Se tranquilizó un poco. Seguro que los chavales se habían ido corriendo al oír el coche patrulla.
Miró su reloj: casi las nueve y cuarto. Hazen ya debía de estar en el despacho, preparando la incursión de las diez. Tad había cumplido escrupulosamente su deber, y no había encontrado nada. Quedarse era perder el tiempo. Se propuso pasar por casa de Smit Ludwig antes de volver a la oficina.
Justo cuando se disponía a marcharse, y ya estaba de espaldas, oyó el ruido.
Prestó atención, y volvió a oírlo: una especie de risita que parecía salir de la sala de sangrado, sometida a una extraña distorsión por el suelo de acero inoxidable y las paredes de azulejos.
¡Pero… si se habían escondido dentro!
Orientó la linterna hacia la puerta abierta de la sala de sangrado. La cinta transportadora salía de encima, por un hueco de grandes dimensiones. Estaba erizada de ganchos, que brillaban intermitentemente a la luz de la linterna y proyectaban sombras amenazadoras en la entrada.

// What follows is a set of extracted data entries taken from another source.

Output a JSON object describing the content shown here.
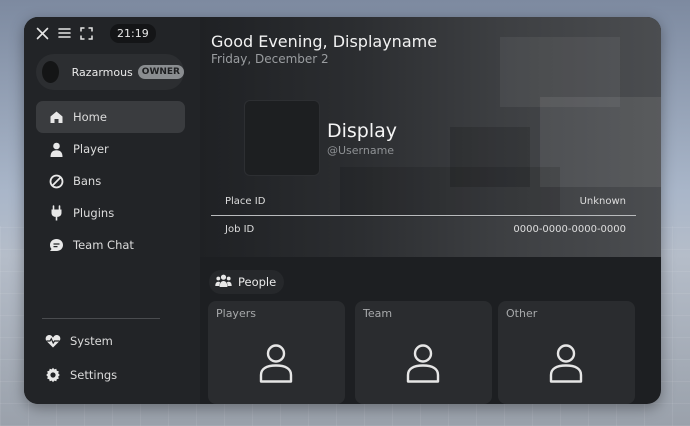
{
  "topbar": {
    "time": "21:19",
    "icons": [
      "close-icon",
      "menu-icon",
      "fullscreen-icon"
    ]
  },
  "profile": {
    "name": "Razarmous",
    "badge": "OWNER"
  },
  "nav": [
    {
      "label": "Home",
      "icon": "home-icon",
      "active": true
    },
    {
      "label": "Player",
      "icon": "person-icon"
    },
    {
      "label": "Bans",
      "icon": "ban-icon"
    },
    {
      "label": "Plugins",
      "icon": "plug-icon"
    },
    {
      "label": "Team Chat",
      "icon": "chat-icon"
    }
  ],
  "bottom_nav": [
    {
      "label": "System",
      "icon": "heart-pulse-icon"
    },
    {
      "label": "Settings",
      "icon": "gear-icon"
    }
  ],
  "header": {
    "greeting": "Good Evening, Displayname",
    "date": "Friday, December 2"
  },
  "game": {
    "display": "Display",
    "username": "@Username"
  },
  "info": {
    "place_label": "Place ID",
    "place_value": "Unknown",
    "job_label": "Job ID",
    "job_value": "0000-0000-0000-0000"
  },
  "people": {
    "title": "People",
    "cards": [
      {
        "label": "Players"
      },
      {
        "label": "Team"
      },
      {
        "label": "Other"
      }
    ]
  },
  "colors": {
    "window_bg": "#1d1f22",
    "sidebar_bg": "#222427",
    "active_item": "#3a3c3f",
    "badge_bg": "#8a8d90"
  }
}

–Bueno, venga –dijo–, salid todos ahora mismo.
Otro bufido.
–Contaré hasta tres, y como no salgáis os caerá un puro. Os lo prometo.

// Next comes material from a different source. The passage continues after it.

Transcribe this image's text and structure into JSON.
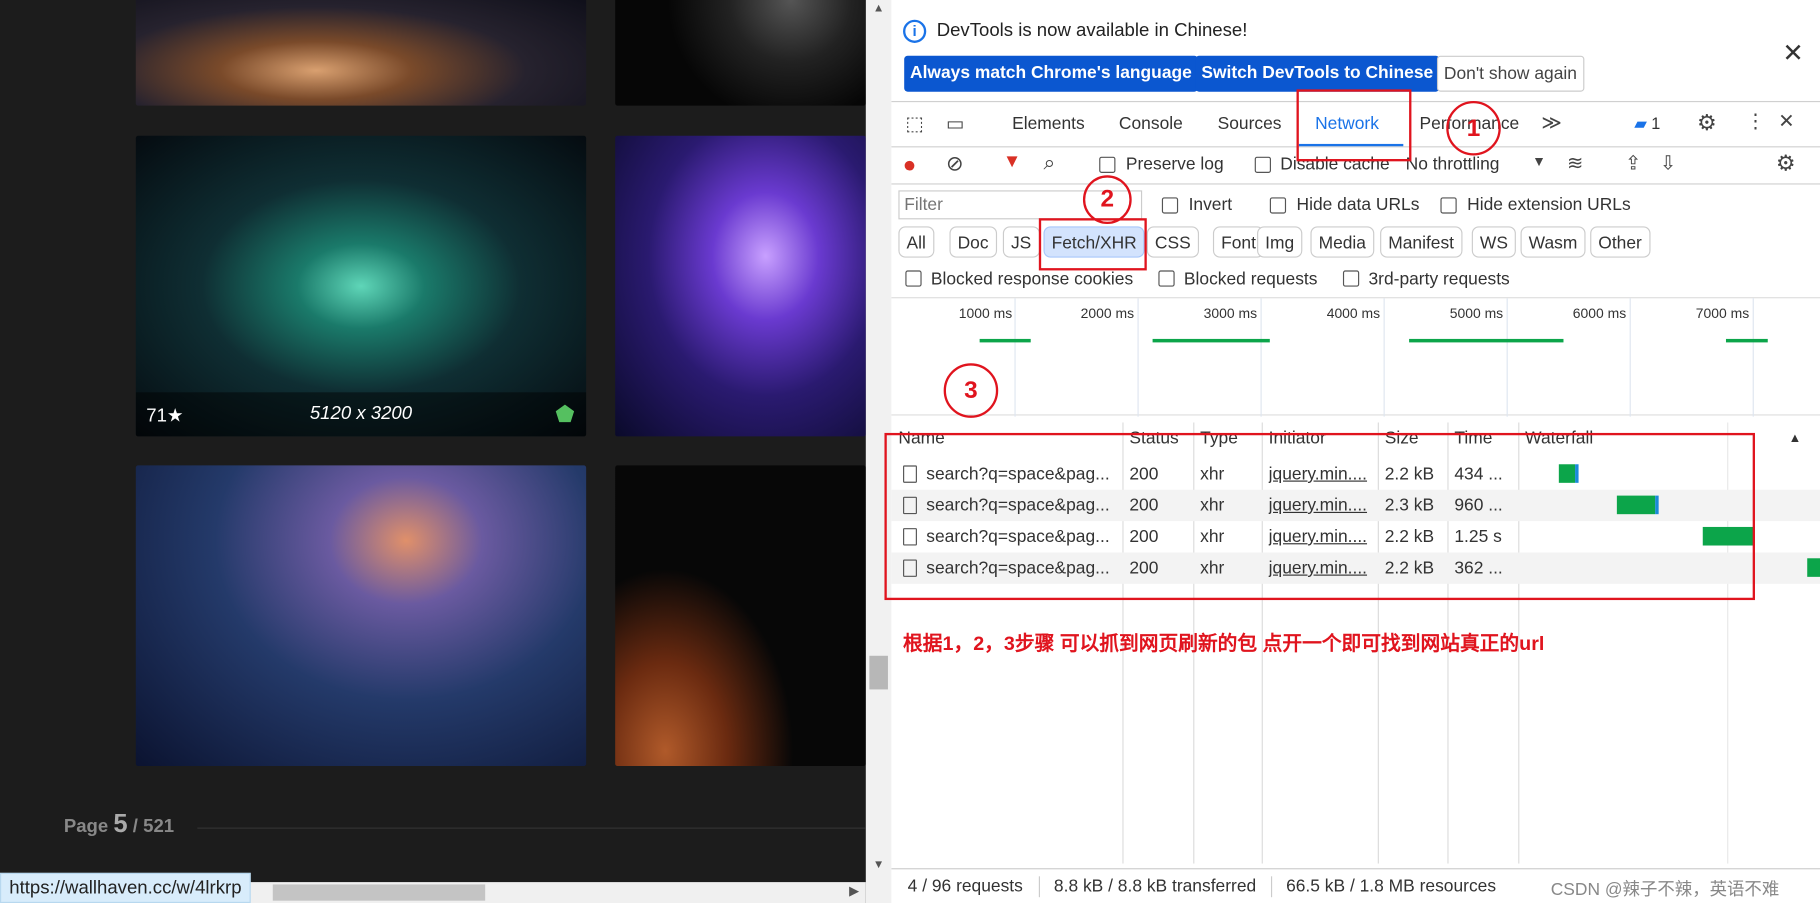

¡Qué tontería estar perdiendo el tiempo así, en pleno aviso de tornado! Se iban a enterar. Ahora ya estaba seguro de que eran chusma de Deeper.
–Uno.
No hubo respuesta.
–Dos.
Esperó, pero al otro lado de la puerta entreabierta todo era silencio.
–Tres.
Caminó decidido hacia la puerta, con pasos que resonaban en el lustroso suelo de baldosas, y dio una patada para abrirla del todo. El vasto espacio de la fábrica multiplicó el eco del golpe al infinito.
Separando los pies, recorrió la sala de sangrado con la luz de la linterna, que se reflejó en el acero pulido, el desagüe redondo del centro y los azulejos de las paredes.
Nada. Se plantó en el centro de la sala y se dejó envolver por el olor a lejía.
De pronto oyó algo encima de su cabeza, y levantó la linterna. Era un ruido brusco y metálico. Los ganchos que colgaban de la cinta empezaron a saltar y columpiarse como locos. La luz de la linterna descubrió justo a tiempo una silueta oscura que corría por la cinta y desaparecía por el agujero de encima de la puerta.
–¡Eh, tú!
Corrió hasta la puerta y enfocó la linterna. Nada, solo la cinta temblando hacia la oscuridad.
Esta vez no se andaría con contemplaciones. Pensaba encerrarlos, para que aprendieran.
Siguió iluminando la cinta, que no había dejado de oscilar. Al parecer, los chicos habían corrido por ella hasta cruzar una cortina de tiras de plástico y meterse en la siguiente estructura, un compartimiento de acero inoxidable de grandes dimensiones. La escaldadora.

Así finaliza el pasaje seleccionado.